Industry fees are also used to help speed up approval of new treatments, she adds.
Today, all major regulators offer ‘expedited pathways’ but there is concern that quicker approval decisions have resulted in new drugs that were more likely to be withdrawn for safety reasons, more likely to carry a subsequent black box warning, and more likely to have one or more dosage forms voluntarily discontinued by the manufacturer.
Critics also point to a regulator-industry ‘revolving door’ that has seen many agency officials end up working or consulting for the same companies they regulated.
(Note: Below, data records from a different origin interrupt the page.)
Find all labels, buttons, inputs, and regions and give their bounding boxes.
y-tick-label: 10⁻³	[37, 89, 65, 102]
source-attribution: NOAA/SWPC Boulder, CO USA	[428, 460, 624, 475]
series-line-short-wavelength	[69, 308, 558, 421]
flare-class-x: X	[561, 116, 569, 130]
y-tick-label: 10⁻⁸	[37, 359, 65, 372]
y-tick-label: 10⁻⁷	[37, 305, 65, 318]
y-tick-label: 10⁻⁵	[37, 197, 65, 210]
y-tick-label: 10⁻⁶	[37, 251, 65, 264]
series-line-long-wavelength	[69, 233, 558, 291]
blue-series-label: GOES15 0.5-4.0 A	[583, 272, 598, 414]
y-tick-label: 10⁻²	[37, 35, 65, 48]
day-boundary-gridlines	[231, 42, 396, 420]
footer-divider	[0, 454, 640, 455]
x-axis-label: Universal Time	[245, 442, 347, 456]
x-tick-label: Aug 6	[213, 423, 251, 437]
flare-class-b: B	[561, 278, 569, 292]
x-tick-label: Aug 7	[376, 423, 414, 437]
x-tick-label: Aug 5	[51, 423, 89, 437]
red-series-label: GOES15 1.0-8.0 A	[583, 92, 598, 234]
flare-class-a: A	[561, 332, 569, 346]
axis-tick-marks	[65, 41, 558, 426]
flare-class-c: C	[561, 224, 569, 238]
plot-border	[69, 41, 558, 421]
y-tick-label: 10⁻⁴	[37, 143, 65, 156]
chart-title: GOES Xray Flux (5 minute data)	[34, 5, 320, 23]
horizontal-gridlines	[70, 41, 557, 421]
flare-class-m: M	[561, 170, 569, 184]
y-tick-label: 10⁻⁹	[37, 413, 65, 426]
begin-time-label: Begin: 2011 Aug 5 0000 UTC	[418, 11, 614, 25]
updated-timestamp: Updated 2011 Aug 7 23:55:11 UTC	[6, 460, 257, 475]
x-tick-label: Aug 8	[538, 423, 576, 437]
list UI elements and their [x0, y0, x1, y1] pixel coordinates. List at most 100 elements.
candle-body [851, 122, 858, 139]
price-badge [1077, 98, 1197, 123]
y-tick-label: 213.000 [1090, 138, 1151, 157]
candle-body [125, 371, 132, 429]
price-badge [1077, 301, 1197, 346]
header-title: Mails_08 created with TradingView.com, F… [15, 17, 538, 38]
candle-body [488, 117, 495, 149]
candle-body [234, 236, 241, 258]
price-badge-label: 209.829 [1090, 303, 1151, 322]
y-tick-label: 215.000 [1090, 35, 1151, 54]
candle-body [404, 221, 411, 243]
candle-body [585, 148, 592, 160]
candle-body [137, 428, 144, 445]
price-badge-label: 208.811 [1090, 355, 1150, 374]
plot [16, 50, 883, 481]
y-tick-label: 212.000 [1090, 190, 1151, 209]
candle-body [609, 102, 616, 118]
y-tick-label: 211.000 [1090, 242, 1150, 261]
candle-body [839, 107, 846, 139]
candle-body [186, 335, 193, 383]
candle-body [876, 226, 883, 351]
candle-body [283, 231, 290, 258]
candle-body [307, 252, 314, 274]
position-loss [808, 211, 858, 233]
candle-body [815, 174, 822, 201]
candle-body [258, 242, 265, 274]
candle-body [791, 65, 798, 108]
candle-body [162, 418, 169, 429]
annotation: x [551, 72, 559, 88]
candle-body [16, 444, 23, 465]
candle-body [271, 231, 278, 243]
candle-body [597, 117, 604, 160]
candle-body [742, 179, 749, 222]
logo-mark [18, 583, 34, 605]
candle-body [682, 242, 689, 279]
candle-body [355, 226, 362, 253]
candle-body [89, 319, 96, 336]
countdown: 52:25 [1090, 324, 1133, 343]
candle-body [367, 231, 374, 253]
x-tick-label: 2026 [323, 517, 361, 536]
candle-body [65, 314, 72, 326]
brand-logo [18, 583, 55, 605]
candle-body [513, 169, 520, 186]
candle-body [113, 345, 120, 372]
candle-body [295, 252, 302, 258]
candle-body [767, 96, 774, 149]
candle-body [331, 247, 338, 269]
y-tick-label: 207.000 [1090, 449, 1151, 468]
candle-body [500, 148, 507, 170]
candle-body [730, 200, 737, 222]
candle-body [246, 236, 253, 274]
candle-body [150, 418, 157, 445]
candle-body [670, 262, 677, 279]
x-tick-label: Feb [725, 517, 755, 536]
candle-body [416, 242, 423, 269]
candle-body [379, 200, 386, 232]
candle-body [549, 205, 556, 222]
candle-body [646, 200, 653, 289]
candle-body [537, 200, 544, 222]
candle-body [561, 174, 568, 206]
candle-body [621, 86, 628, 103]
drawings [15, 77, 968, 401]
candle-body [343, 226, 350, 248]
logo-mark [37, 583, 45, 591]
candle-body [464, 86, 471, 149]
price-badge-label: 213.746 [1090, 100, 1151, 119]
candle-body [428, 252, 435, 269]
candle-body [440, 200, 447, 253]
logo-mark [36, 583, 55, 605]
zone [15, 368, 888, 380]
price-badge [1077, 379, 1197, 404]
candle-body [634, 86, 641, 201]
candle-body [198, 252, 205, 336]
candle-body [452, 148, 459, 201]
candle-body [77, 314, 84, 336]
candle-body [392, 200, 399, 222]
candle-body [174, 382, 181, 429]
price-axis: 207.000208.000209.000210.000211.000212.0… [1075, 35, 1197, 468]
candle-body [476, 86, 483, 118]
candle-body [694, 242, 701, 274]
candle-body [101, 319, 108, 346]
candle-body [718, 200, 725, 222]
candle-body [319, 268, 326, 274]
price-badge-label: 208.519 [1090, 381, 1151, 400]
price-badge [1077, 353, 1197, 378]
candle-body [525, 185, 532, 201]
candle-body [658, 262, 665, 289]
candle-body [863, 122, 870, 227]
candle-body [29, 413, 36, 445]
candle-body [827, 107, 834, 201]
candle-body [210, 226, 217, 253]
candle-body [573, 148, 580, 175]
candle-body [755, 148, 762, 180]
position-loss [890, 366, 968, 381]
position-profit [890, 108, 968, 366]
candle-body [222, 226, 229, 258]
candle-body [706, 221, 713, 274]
Experts say that both small and large structural changes are necessary to help restore regulators’ ability to carry out independent decision making, free of industry influence.
Donald Light argued that regulators now need their own watchdog and called for a drug and vaccine safety board, independent of the drug regulator, with the authority, staffing, and funds to investigate incidents of patient harm, saying: ‘Countries have independent safety boards for airlines and their passengers. Why not for drugs and patients too?’